Creating An Authentication Set

Authentication sets are used to control the methods allowed to users. These are also where you can attach PIN profiles, controlling end users' log-in/out experiences.

Creating an Auth Set

1. In your MFA Admin Portal, go to the Sets tab.

2. On the left-hand side, click "New Set".

3. In the new pop-up window:
   3a. Name your new auth set.
   3b. (Optional) Give your set a description. This example uses some shorthand of the assigned authentication methods for quick reference of what methods the set contains.
   3c. Under the Methods for Primary Access section, select your authentication methods from the drop-down and click "Add Method".

   Methods can be prioritized by clicking the added method and then clicking the up or down arrows.

   
   

   3d. (Optional) Under the Methods for Secure Workflow section, you can add only one method. Generally, this method would be "Question and Answer" or "Emergency Access" as it's usually referred to. See the bottom of this article for more on Secure Workflows.
   3e.

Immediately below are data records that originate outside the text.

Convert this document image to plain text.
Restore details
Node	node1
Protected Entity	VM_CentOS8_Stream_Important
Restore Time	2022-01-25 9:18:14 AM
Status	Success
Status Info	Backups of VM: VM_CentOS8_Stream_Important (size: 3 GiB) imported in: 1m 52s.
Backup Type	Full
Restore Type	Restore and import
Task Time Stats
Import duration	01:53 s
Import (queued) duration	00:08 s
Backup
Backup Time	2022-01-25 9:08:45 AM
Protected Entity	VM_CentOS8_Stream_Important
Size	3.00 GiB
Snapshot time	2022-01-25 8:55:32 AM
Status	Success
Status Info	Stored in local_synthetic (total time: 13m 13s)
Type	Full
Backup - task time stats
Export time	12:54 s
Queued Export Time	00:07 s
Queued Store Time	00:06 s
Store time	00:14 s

When finished, click "Add".
   

4. You should see your new set appear in sets list.
   

Attaching a Custom PIN Profile

1. Click "Edit" for your authentication set.
   

2. In the Edit Authentication Set window, click "Edit Profiles..." in the bottom-right.
   

   
   

   2a. Use the drop-downs to select your custom PIN profile if you've created one.

   If you need to create a custom PIN policy and profile(s), please see our Creating A PIN Policy article.

   

   
   

   2b. Click "Save".

Assigning Set to a User

1. Navigate to the Users tab.
2. Look up your user and click their name to bring up their User Information Page.
3. Click "Edit User".
4. In the Edit a User window next to Authentication Set, use the drop-down to select your authentication set. Click "Save".
   

Secure Workflow

By default, this setting is enabled.

Secure Workflows require the user to answer the defined secure workflow method, which is usually Emergency Access/Question & Answer, before being permitted to perform secure workflows—Unblock Card, Change Q&A, Replace Card—within the User Portal. Even with Secure Workflows enabled, the user can perform changes to personal settings.

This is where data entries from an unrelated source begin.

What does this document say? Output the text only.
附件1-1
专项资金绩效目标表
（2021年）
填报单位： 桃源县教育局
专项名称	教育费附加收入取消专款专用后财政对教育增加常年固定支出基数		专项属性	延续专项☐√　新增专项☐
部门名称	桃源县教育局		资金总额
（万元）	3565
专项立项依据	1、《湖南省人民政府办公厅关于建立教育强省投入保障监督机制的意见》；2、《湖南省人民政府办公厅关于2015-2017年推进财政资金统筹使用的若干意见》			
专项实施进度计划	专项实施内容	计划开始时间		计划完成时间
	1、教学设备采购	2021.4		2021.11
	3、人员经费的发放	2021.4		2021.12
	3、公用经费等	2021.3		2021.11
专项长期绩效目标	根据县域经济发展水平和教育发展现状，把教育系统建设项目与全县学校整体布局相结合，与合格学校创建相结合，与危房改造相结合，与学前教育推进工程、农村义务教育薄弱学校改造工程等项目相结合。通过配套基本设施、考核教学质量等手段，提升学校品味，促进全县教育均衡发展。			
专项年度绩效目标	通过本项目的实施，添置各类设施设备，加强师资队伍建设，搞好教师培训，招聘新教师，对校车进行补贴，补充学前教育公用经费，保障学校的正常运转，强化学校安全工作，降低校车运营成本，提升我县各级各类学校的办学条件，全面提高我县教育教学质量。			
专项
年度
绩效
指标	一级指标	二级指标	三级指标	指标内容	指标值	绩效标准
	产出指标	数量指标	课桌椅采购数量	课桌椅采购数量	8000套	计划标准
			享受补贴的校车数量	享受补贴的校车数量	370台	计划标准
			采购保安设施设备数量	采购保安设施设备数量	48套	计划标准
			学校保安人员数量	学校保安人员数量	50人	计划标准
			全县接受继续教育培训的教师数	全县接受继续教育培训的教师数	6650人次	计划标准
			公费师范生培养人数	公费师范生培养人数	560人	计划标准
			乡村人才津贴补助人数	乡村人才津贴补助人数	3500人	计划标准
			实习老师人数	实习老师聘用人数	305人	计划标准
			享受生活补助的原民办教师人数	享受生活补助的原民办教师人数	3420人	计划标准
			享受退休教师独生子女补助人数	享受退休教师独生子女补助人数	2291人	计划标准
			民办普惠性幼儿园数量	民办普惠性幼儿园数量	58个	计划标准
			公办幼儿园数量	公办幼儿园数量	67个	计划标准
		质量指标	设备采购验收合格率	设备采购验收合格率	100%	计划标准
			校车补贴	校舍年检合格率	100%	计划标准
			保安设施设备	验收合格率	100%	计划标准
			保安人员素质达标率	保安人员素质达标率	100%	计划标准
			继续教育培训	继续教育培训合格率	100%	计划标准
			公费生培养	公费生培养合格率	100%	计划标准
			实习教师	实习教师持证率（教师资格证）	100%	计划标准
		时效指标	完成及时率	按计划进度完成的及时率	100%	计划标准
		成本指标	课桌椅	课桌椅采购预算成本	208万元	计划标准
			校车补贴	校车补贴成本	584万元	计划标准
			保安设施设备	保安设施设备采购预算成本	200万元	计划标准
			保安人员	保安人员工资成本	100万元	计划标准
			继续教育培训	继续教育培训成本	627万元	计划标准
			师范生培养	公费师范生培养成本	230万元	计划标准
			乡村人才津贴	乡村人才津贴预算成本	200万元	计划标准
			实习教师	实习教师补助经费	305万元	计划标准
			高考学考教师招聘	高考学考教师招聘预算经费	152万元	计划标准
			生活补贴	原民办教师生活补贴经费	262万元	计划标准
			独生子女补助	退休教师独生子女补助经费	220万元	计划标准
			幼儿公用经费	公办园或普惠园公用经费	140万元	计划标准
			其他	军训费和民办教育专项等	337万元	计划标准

For example, Change PIN requires the user to validate their current PIN before changing it to a new one. On the contrary, Unblock PIN or Reset PIN assumes the user cannot validate their current PIN because it is blocked.

In this scenario, setting a new PIN would be considered a “secure” workflow. It is similar to the difference in Active Directory between a user changing their password versus resetting the password.